10/04/2020 | Le Bureau Export Berlin

Allemagne | Covid : la filière prévoit des pertes à hauteur de 5,5 milliards €

Dans un communiqué commun en date du 27 mars, une dizaine d’organisations de la filière ont établi des prospectives chiffrées de l’impact de la crise sanitaire sur l’ensemble du marché de la musique en Allemagne. Prenant en compte les conséquences directes (annulation des événements) et indirectes (baisses anticipées du volume des ventes dans plusieurs secteurs), l’estimation globale de perte de chiffre d’affaires porte sur une durée estimée de 6 mois des mesures actuelles et atteint un montant de 5,456 milliards d’euros, laissant l’industrie musicale allemande face à un avenir incertain.

Le secteur où les pertes devraient de loin être les plus massives est celui du spectacle vivant. Le BDKV (équivalent allemand du Prodiss), la LiveKOMM (équivalent Fedelima) et la BV Pop (fédération nationale des dispositifs d’accompagnement MA) chiffrent le manque à gagner de l’annulation des tournées en cours et la baisse des ventes de billets à moyen terme à 3,653 milliards d’euros. Selon eux devraient être additionnés à ce montant la perte de recettes estimée à 206 millions d’euros pour les clubs et les petits lieux de diffusion, les frais d’annulation d’environ 550 festivals de petite et moyenne envergure à hauteur de 232,6 millions d’euros et la perte de recettes prévue à 451 millions d’euros pour les festivals de grande ampleur.
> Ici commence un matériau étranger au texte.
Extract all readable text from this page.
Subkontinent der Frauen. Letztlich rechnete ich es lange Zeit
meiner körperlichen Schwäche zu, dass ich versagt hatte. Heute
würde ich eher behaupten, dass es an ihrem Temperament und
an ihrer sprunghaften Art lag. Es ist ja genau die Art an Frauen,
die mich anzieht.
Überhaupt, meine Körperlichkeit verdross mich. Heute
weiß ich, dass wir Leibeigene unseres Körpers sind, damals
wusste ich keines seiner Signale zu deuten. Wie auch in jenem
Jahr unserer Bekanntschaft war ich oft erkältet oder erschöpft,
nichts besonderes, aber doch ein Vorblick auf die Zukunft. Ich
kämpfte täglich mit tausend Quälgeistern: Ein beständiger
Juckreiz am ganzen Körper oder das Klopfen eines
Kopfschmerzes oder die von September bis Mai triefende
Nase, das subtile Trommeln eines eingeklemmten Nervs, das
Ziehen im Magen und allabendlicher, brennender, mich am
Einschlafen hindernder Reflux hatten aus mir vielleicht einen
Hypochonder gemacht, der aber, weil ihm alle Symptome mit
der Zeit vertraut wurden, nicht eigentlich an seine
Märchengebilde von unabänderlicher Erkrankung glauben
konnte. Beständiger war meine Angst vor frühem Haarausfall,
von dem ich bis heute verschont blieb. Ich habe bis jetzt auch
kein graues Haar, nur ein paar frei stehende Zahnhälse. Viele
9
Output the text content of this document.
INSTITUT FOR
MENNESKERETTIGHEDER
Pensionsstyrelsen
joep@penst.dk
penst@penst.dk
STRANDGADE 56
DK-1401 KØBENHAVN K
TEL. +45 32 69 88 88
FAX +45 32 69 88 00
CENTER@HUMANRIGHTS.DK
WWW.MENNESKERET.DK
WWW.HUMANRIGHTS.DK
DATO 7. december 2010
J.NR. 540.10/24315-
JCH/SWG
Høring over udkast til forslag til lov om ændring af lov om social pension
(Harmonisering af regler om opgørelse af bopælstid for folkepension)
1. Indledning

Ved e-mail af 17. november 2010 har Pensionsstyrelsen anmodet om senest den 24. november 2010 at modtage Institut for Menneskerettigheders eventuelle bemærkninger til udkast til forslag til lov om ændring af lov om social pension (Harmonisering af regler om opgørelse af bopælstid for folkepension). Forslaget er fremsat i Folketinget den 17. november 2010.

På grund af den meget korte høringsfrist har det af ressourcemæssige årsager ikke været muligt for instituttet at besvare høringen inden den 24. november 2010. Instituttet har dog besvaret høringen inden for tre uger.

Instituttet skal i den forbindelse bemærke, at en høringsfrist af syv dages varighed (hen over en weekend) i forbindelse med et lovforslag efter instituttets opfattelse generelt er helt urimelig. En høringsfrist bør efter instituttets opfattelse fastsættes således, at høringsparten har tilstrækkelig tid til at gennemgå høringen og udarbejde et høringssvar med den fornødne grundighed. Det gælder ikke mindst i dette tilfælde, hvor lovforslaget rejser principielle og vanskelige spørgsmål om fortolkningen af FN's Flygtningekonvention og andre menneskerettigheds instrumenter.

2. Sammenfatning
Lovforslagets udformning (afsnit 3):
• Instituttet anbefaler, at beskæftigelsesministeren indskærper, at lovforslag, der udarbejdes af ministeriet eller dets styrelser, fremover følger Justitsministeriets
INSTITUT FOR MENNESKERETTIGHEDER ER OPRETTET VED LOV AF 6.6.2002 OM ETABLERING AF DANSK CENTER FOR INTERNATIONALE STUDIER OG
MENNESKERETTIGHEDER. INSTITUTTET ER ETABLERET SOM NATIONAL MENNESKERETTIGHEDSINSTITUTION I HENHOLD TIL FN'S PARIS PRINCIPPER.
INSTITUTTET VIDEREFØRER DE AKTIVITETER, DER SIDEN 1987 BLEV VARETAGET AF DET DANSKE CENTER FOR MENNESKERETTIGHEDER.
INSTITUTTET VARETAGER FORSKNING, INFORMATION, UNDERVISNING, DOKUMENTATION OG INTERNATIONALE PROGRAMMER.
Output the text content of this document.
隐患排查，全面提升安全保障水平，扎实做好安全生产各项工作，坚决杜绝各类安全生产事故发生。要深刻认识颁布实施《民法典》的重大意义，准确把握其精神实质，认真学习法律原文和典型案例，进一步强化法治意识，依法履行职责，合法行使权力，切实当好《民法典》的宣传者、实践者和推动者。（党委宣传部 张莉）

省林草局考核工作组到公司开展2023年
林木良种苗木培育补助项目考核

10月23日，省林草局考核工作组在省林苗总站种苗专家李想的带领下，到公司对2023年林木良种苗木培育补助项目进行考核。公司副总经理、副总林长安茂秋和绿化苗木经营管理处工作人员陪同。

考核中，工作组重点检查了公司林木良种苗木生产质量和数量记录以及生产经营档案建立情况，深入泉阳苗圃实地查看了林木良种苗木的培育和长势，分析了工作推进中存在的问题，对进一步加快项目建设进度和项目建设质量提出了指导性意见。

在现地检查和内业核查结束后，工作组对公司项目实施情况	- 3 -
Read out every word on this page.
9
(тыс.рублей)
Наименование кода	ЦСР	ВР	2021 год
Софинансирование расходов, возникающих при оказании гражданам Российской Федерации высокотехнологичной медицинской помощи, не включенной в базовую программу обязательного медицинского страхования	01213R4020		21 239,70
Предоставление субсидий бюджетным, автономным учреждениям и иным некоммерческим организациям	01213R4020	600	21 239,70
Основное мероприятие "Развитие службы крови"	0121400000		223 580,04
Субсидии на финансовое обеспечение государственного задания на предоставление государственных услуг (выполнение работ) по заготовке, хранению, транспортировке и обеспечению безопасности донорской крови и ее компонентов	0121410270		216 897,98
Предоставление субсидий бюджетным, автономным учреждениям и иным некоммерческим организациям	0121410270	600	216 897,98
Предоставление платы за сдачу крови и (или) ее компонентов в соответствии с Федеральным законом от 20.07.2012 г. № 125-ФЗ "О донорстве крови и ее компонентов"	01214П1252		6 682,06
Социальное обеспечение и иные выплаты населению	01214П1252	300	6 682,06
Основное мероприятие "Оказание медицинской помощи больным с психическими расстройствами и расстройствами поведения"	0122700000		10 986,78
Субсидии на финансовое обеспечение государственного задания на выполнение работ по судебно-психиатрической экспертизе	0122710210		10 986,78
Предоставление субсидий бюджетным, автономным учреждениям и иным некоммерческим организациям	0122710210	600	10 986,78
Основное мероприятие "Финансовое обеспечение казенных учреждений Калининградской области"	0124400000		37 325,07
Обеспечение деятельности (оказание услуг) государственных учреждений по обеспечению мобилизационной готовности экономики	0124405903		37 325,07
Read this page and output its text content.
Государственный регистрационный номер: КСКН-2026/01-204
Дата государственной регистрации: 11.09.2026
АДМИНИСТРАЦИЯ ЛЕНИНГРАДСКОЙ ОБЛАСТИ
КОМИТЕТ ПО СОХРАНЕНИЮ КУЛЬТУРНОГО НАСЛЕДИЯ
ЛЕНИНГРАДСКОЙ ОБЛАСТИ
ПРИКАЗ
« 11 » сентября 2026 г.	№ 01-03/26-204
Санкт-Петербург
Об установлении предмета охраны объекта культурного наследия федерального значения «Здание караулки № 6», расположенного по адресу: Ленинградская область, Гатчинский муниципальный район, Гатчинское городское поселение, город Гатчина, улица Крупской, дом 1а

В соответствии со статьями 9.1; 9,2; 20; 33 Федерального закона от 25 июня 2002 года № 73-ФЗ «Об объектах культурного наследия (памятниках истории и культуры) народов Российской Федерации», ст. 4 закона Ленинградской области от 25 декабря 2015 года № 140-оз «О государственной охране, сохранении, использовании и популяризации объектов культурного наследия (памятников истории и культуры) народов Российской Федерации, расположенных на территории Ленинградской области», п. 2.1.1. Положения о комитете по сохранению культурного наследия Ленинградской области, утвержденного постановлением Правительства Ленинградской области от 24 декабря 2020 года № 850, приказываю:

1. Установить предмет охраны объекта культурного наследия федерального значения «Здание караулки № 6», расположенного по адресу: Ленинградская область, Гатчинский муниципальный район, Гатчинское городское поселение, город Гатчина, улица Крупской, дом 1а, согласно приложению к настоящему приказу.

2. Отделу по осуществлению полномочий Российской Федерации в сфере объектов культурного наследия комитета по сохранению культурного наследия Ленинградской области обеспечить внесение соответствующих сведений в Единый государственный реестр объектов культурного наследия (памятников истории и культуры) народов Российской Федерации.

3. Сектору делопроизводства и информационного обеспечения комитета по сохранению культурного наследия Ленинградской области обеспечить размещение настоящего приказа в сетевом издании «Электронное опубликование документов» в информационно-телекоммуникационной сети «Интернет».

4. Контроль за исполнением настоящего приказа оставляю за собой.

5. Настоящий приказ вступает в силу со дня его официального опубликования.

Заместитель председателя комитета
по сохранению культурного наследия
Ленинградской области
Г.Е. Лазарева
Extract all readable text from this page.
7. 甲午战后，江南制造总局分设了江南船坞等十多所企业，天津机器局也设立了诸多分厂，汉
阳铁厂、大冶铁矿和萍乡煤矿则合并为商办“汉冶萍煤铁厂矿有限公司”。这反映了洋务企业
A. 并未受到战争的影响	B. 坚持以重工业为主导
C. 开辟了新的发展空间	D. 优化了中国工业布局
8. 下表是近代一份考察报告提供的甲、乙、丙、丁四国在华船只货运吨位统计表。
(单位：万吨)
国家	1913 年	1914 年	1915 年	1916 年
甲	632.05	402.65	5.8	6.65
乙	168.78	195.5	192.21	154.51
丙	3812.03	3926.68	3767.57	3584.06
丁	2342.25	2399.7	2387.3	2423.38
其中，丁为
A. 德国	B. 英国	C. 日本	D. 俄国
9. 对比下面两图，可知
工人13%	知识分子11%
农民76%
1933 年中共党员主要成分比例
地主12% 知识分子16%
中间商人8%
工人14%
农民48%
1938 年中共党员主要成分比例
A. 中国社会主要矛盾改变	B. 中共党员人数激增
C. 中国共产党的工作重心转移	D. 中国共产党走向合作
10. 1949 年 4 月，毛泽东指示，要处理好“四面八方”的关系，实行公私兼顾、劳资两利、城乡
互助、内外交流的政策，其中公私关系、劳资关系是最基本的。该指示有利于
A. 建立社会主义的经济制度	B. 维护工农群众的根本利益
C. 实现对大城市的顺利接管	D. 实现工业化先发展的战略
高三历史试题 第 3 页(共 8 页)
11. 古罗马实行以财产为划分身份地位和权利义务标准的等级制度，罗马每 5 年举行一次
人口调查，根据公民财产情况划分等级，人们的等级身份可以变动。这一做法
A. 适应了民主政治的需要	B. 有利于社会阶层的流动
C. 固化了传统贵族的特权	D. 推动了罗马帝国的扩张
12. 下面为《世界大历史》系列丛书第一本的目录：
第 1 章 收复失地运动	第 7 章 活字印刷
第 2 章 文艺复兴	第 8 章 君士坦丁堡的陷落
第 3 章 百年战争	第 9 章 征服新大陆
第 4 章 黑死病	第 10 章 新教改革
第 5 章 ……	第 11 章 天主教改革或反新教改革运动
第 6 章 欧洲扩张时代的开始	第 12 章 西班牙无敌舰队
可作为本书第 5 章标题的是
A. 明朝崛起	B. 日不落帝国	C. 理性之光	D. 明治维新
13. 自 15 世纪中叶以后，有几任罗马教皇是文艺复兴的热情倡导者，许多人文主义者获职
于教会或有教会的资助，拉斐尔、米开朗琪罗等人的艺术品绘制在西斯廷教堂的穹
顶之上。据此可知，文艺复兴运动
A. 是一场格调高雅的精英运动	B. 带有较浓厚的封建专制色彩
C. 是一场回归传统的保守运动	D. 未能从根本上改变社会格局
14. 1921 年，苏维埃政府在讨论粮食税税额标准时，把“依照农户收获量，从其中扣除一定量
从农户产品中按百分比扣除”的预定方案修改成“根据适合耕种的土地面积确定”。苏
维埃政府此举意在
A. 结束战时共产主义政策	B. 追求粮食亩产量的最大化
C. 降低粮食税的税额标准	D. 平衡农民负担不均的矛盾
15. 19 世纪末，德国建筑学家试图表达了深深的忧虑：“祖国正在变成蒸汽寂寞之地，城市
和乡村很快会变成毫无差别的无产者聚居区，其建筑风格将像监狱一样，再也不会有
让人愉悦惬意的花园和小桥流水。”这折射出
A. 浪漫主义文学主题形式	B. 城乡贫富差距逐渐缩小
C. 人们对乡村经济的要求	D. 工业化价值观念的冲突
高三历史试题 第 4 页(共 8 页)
Le manque à gagner total pour l’intégralité du secteur du live serait donc, selon les prévisions des acteurs, d’environ 4,542 milliards d’euros.

En ce qui concerne l’édition musicale, le DMV (équivalent allemand CSDEM/CEMF) anticipe une perte de revenus de 362,9 millions d’euros. Les éditeurs perdraient selon cette conjecture 60% de leurs revenus liés aux concerts, 25% pour ceux de la diffusion radio/TV, 20% de leurs revenus liés au secteur des musiques enregistrées et 50% de ceux de la diffusion en clubs et restaurants.

La BVMI (équivalent du SNEP) et le VUT (équivalent de l’UPFI) prévoient sur le marché phono des pertes de CA allant de 100 à 150M€ uniquement pour les baisses de ventes physiques. Ils anticipent également des baisses de revenus des droits d’exécution publique ainsi que des pertes de chiffre d’affaires pour les studios d’enregistrement et les usines de pressage. La GVL (équivalent de la SPRE) s’attend quant à elle à des baisses de volume de rémunération pour droits voisins d’environ 100M€, dont 45% côté producteurs phonographiques et 55 % coté artistes interprètes.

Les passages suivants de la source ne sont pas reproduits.